Castillo fu il vincitore a sorpresa del primo turno di aprile, segnando un possibile nuovo scenario per il Perù che adesso sembra delinearsi in maniera più chiara. Castillo, nome completo Pedro Castillo Terrones, laureato in psicologia e insegnante elementare, è figlio di agricoltori analfabeti e ha scosso l’élite politica della nazione andina ottenendo un enorme sostegno dalle zone rurali e dalle classi disagiate del Paese. Divenne noto nel 2017 quando era capo sindacalista degli insegnanti durante lo sciopero nazionale di quell’anno, in cui si chiedeva di aumentare gli stipendi, di ripagare il debito sociale, di abrogare la legge sulla carriera degli insegnanti pubblici e aumentare il bilancio del settore dell’istruzione. L’ex presidente boliviano Evo Morales, il cui partito socialista è nuovamente al potere, si è congratulato con Castillo per la sua vittoria, vedendo in lui una speranza di risorgimento, fratellanza e giustizia sociale per i popoli latinoamericani.

Il partito che ha sostenuto Carillo, Perù Libre, è un organizzazione marxista-leninista che crede nel decentramento politico, nella sovranità, nell’internazionalismo e nell’anti-imperialismo, si è schierato più volte dalla parte del Venezuela per gli attacchi subiti. Perù Libre è contrario alla dittatura del mercato poiché quando il Paese adottò il neoliberismo e i mercati furono deregolamentati, le compagnie straniere assunsero il controllo dell’economia facendo aumentare lo sfruttamento del lavoro e la disuguaglianza sociale, facendo piombare nuovamente il Perù ad una condizione di colonia.

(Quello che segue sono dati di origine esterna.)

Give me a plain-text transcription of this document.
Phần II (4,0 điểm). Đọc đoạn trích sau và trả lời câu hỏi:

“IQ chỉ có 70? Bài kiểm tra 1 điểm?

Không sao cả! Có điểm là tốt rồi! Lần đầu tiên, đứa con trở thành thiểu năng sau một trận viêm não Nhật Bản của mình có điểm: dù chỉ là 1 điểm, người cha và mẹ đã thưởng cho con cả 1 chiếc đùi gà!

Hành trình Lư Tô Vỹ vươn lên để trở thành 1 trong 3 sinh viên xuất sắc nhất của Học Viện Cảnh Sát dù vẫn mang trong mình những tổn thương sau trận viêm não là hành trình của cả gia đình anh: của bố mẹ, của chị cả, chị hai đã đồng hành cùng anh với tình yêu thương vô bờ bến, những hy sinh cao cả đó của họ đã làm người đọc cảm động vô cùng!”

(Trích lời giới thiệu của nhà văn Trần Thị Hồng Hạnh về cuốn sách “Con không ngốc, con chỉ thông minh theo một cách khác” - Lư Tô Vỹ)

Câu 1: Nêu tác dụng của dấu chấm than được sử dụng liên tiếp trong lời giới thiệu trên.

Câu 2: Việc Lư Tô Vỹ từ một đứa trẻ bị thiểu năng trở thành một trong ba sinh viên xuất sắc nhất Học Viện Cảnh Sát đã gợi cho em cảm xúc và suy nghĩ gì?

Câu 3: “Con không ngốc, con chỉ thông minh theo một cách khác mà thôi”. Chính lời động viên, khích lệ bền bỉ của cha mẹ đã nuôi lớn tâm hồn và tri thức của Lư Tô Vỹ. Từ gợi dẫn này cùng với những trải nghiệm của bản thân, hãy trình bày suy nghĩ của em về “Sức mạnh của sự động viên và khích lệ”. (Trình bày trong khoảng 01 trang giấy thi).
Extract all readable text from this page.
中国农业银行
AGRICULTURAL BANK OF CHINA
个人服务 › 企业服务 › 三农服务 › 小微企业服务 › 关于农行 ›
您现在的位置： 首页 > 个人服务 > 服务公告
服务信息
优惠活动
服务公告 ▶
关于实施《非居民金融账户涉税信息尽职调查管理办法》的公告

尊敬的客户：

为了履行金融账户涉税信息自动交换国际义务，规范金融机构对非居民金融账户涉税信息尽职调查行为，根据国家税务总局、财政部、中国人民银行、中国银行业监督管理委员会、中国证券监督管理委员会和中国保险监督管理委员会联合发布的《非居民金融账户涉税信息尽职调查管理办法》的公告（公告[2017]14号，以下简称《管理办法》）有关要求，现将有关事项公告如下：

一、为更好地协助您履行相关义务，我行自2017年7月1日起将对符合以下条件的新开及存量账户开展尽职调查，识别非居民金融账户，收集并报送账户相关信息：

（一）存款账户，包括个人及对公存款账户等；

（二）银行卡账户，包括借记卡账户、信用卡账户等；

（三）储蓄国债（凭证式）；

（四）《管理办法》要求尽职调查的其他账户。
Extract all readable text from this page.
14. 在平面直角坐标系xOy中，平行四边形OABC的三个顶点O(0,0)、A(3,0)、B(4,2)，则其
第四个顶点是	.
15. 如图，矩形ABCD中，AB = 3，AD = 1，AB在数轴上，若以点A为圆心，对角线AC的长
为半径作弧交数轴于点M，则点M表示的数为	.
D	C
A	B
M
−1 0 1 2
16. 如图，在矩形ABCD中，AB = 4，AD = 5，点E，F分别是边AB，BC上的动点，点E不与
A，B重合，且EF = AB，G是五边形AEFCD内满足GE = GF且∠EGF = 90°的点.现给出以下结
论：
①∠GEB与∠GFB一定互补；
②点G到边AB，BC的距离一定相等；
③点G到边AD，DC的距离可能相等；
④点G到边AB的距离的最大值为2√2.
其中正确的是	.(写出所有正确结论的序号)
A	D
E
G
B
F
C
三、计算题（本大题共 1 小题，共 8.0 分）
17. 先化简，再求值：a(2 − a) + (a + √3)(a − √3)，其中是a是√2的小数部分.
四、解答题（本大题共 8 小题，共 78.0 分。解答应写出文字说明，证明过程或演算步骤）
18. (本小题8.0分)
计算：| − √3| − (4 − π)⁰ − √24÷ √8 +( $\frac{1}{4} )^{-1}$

Il Perù è il secondo produttore di rame al mondo e Castillo ha spaventato i mercati con proposte per ridistribuire la ricchezza mineraria e aumentare le tasse sulle imprese minerarie, spiegando però che gli investimenti internazionali nel settore son ben accetti finché le operazioni di estrazione siano permesse da popolazioni e contesti naturali. Il neo Presidente vuole inoltre varare una riforma agraria che metta fine alla dipendenza dall’importazione estera e che incentivi l’uso di prodotti alimentari locali che non siano da produrre esclusivamente come materia per l’esportazione. Castillo propone inoltre un cospicuo aumento dei bilanci per l’istruzione e per la sanità, pari ad almeno il dieci per cento del PIL.

Un’altra proposta è quella di eleggere un‘Assemblea Costituente che sostituisca la costituzione ereditata dal regime di Alberto Fujimori (padre della rivale, Keiko Fujimori). Castillo ha spiegato che la nuova carta costituzionale dovrà essere elaborata su espresso mandato del popolo, tramite suoi delegati e con approvazione finale tramite referendum.

Alberto Fujimori, il cui nome completo è Alberto Kenya Fujimori Inomoto, è stato Presidente e poi dittatore del Paese dal 1990 al 2000. Insediatosi alla presidenza del Perù nel ‘90, due anni più tardi operò un colpo di Stato assumendo pieni poteri e promulgando, nel 1993, una nuova Costituzione. Fujimori adottò misure liberiste e di austerità molto severe nel tentativo di combattere l’inflazione. La valuta nazionale perse il 200% del suo valore e centinaia di aziende pubbliche furono privatizzate, causando la perdita diretta di 300.000 posti di lavoro. Fujimori fu protagonista di autoritarismo, dell’uso di squadroni della morte e della repressione politica. Nel periodo in cui fu al potere, Fujimori istituì anche un programma di sterilizzazione forzata per le popolazioni indigene: 330.000 donne e 25.000 uomini ne furono vittime. Nonostante nel 2000 fosse stato rieletto, Fujimori rinunciò alla presidenza con un fax inviato dal Giappone, in cui si trovava.